Department of Veterans Affairs Secretary David Shulkin said Wednesday the civil service appeals process prevents the agency from firing “terrible managers,” and that the Senate must act to reduce the impact of the Merit Systems Protection Board and excessive government employee union-backed due process requirements.
“Just last week we were forced to take back an employee after they were convicted no more than three times for DWI and had served a 60-day jail sentence … Our accountability processes are clearly broken,” Shulkin said at the White House.
Shulkin was promoted to the VA’s top job by President Donald Trump after being appointed by former President Barack Obama as undersecretary. Those positions have given Shulkin direct experience with the extent to which union-backed rules block the firings of poor performing employees.
“We had to wait more than a month to fire a psychiatrist who was caught on camera watching pornography on his iPad while seeing a patient,” he said. “Because of the way judges review these cases, they can force us to take terrible managers back who were fired for poor performance, we recently saw that with one of our executives in San Juan.”
“We need new accountability legislation and we need that now,” Shulkin said. “The House has passed this and we’re looking forward to the Senate considering this.”
The Senate Committee on Veterans’ Affairs reported the “VA Accountability and Whistleblower Protection Act of 2017 earlier this week for a vote by the full chamber. The measure is co-sponsored by Sens. Marco Rubio, R-Fla.; Johnny Isakson, R-Ga., and Jon Tester, D-Mont.
“We currently have 1,500 disciplinary actions pending, people that either need to be fired, demoted, suspended without paid for violating our core values,” Shulkin said.

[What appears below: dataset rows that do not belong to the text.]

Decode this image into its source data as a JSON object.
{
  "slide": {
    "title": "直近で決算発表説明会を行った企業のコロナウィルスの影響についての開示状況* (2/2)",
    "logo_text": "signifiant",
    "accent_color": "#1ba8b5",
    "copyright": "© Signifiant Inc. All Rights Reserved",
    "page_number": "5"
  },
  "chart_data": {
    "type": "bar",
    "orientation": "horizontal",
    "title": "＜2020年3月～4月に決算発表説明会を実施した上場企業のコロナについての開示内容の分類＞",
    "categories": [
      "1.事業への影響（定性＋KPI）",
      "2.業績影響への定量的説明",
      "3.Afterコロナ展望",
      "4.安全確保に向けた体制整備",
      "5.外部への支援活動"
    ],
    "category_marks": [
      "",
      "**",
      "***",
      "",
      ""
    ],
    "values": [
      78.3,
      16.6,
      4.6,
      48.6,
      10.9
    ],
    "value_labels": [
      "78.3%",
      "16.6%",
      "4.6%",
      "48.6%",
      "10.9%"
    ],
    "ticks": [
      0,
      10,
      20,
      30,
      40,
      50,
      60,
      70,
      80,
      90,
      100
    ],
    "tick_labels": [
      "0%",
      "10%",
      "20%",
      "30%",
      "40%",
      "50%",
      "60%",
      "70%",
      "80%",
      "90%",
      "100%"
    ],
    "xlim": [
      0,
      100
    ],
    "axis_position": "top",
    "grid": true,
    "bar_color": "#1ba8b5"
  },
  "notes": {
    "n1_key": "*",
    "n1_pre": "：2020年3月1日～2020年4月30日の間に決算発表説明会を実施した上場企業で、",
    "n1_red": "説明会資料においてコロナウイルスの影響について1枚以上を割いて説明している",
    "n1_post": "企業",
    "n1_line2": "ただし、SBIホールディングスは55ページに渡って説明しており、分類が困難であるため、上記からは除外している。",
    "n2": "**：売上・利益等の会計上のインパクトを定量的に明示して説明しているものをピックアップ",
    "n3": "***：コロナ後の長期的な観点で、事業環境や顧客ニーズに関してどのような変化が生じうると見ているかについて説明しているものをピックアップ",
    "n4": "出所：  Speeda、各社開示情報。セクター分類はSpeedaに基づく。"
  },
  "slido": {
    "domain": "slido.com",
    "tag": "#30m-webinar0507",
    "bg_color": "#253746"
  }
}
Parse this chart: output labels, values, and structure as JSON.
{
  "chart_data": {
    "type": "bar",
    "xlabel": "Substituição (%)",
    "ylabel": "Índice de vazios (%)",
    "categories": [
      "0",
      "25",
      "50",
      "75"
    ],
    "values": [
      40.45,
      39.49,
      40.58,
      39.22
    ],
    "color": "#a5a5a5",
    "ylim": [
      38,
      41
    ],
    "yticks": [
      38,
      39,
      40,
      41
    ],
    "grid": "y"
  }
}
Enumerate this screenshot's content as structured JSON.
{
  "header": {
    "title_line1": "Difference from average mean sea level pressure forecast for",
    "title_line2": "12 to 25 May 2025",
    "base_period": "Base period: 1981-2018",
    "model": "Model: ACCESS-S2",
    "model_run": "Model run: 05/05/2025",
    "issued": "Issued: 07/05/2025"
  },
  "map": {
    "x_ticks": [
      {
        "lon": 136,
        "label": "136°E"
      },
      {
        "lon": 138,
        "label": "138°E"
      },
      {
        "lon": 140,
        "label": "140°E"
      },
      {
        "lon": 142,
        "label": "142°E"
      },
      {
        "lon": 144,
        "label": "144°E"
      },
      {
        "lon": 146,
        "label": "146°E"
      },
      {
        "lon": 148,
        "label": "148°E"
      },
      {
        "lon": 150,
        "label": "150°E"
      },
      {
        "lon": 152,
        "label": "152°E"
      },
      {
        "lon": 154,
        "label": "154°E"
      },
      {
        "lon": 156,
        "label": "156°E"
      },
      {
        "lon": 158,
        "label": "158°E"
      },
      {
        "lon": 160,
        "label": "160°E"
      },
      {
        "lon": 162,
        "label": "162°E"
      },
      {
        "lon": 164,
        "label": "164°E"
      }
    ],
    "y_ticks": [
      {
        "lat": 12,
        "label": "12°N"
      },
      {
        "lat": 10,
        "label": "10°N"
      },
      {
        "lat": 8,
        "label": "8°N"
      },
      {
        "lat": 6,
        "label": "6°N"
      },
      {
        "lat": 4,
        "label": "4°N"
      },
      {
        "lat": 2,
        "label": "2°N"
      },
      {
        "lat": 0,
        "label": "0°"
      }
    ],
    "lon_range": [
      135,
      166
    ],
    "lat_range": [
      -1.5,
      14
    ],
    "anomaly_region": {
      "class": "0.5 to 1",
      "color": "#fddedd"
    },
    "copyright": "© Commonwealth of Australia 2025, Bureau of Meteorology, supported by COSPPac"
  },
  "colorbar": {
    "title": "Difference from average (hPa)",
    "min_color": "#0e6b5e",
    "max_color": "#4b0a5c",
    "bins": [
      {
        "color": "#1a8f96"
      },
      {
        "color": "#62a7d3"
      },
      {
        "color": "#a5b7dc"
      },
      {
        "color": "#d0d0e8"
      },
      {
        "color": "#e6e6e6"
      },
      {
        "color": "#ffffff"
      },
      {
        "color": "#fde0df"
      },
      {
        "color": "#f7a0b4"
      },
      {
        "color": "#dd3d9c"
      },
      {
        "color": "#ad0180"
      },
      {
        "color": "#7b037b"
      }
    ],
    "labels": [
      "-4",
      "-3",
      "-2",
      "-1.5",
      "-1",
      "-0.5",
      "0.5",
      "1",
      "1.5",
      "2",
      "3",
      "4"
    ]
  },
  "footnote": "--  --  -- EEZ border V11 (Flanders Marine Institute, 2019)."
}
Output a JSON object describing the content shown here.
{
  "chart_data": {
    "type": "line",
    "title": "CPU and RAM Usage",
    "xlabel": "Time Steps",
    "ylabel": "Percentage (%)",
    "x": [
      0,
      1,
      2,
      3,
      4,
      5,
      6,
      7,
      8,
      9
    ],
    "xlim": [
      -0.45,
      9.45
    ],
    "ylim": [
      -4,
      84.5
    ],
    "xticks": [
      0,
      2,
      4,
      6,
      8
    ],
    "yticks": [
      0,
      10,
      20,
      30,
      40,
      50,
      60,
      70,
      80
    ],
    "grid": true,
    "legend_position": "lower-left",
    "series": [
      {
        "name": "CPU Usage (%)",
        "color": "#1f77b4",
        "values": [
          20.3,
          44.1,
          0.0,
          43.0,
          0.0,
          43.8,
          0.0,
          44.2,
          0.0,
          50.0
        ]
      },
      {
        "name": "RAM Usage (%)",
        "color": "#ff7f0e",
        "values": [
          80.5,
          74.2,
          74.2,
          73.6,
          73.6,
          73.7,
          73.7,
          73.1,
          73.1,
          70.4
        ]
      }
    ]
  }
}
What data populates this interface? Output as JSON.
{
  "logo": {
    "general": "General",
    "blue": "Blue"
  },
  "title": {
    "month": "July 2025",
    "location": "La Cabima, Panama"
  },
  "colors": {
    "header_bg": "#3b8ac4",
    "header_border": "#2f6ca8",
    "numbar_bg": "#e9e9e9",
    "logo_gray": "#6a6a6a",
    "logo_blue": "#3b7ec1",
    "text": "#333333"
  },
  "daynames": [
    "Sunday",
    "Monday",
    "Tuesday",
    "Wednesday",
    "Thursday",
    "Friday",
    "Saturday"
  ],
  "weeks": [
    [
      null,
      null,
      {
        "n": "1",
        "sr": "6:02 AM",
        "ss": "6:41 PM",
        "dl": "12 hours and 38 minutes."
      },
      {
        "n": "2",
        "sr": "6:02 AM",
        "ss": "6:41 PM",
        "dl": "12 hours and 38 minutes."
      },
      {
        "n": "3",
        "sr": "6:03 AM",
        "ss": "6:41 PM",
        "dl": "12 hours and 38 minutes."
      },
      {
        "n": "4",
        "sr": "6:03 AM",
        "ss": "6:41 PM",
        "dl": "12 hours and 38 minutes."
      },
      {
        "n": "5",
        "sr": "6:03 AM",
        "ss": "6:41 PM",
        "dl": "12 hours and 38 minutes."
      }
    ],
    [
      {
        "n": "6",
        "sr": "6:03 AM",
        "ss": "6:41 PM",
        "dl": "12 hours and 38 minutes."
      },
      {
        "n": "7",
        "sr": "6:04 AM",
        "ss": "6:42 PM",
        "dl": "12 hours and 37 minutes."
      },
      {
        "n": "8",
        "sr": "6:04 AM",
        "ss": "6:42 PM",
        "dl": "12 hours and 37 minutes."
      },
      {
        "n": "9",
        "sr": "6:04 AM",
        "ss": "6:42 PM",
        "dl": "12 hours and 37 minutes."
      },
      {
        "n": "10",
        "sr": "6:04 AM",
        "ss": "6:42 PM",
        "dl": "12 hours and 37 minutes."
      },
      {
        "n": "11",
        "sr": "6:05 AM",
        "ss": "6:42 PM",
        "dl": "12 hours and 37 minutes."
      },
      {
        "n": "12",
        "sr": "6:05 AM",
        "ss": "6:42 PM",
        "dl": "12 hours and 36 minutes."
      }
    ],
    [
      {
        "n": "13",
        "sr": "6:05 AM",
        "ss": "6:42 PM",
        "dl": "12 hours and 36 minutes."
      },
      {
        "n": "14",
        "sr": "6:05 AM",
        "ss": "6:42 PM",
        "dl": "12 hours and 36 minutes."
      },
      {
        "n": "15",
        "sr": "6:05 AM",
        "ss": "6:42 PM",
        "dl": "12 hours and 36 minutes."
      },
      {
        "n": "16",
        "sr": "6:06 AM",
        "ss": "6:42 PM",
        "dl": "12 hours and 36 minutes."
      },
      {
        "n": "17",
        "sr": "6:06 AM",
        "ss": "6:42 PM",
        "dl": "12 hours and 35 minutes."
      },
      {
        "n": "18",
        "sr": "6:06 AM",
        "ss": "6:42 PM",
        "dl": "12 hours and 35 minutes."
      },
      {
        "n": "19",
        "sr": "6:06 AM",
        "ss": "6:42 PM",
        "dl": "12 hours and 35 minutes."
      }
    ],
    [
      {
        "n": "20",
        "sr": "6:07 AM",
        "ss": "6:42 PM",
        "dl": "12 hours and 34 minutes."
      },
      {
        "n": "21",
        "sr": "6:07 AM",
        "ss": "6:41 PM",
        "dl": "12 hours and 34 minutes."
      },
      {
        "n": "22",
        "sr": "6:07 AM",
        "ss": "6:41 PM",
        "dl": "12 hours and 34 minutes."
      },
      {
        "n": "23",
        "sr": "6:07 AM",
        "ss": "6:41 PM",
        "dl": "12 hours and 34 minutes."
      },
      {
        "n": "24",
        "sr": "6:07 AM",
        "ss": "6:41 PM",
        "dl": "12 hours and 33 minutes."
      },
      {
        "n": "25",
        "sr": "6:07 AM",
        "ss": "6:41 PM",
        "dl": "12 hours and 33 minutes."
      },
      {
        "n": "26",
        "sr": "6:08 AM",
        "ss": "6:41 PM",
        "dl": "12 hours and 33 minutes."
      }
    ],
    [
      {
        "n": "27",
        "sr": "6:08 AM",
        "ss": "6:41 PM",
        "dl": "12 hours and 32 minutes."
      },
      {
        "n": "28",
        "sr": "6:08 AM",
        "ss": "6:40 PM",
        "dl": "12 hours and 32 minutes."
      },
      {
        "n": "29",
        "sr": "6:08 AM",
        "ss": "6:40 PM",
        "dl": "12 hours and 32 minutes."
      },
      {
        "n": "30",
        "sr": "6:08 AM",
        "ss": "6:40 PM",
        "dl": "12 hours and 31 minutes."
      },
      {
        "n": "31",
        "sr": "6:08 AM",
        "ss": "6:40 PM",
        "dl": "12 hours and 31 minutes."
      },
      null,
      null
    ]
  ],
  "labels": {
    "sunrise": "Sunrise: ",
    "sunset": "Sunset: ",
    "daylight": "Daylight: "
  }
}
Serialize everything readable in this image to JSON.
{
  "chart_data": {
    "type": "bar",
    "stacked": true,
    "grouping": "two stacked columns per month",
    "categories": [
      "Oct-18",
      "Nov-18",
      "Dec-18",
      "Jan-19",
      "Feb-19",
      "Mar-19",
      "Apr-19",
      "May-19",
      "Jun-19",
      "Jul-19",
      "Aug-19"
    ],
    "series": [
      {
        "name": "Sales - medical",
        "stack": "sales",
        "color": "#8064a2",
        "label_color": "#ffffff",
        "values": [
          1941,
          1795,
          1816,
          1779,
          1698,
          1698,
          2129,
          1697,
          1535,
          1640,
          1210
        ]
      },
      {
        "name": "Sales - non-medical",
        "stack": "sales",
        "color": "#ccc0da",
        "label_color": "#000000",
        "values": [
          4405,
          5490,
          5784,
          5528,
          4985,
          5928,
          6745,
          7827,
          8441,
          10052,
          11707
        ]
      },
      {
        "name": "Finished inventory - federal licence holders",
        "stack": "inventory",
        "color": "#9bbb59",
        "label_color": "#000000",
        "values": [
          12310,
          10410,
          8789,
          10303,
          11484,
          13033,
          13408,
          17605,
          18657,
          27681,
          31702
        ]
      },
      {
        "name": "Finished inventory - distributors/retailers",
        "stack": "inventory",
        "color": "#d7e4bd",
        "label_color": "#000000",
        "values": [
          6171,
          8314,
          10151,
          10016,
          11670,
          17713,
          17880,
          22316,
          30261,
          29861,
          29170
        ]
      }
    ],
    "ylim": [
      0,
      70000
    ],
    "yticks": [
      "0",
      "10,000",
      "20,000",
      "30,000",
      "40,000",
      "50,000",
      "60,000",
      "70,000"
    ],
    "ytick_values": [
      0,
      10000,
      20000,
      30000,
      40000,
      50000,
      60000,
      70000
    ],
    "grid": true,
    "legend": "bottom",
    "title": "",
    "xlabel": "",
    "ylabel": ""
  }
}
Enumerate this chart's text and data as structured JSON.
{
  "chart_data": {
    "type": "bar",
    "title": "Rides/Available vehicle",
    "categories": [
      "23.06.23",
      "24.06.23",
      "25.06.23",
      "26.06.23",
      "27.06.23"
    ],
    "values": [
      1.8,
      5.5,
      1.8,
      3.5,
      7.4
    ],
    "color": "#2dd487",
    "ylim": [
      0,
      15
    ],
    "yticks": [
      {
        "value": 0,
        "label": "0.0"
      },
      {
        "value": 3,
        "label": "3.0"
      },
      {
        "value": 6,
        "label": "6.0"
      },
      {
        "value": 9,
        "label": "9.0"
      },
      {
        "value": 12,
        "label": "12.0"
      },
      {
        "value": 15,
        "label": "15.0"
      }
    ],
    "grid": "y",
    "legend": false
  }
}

“The expedited senior executive removal authority given to us in the Choice Act isn’t working, we weren’t able to use that because of constitutionality issues.”
“The accountability bill we are seeking, that we hope the Senate authorizes, still maintains due process for employees but shortens the time and gives more authority to the secretary’s decision on why these accountability actions are being taken so the courts will be more deferential to the secretary’s opinion.”
In addition to the Hamlin controversy, a federal appeals court ruled that the VA may not be able to fire Sharon Helman, who is a convicted felon, for her misconduct as the head of the Phoenix VA, where dozens died waiting for care as managers reported false data on wait times in order to get bonuses.
Helman is represented by the law firm of Shaw, Bransford & Roth, which critics say makes its living trying to block employees of all levels from being fired. Employees are encouraged to appeal any discipline, however well-deserved, because a former Roth lawyer created an insurance company that pays for fired employees to hire the law firm.
The premiums on that insurance plan are billed to taxpayers, thanks to a law pushed by the firm’s lobbyists.
Dan Caldwell, policy director for Concerned Veterans of America, also encouraged the Senate to approve the accountability measure, saying Shulkin “is working to move the VA in a better direction, but the problems will not be solved until Congress takes action. They should also remember that the VA’s problems are not due to a lack of resources.”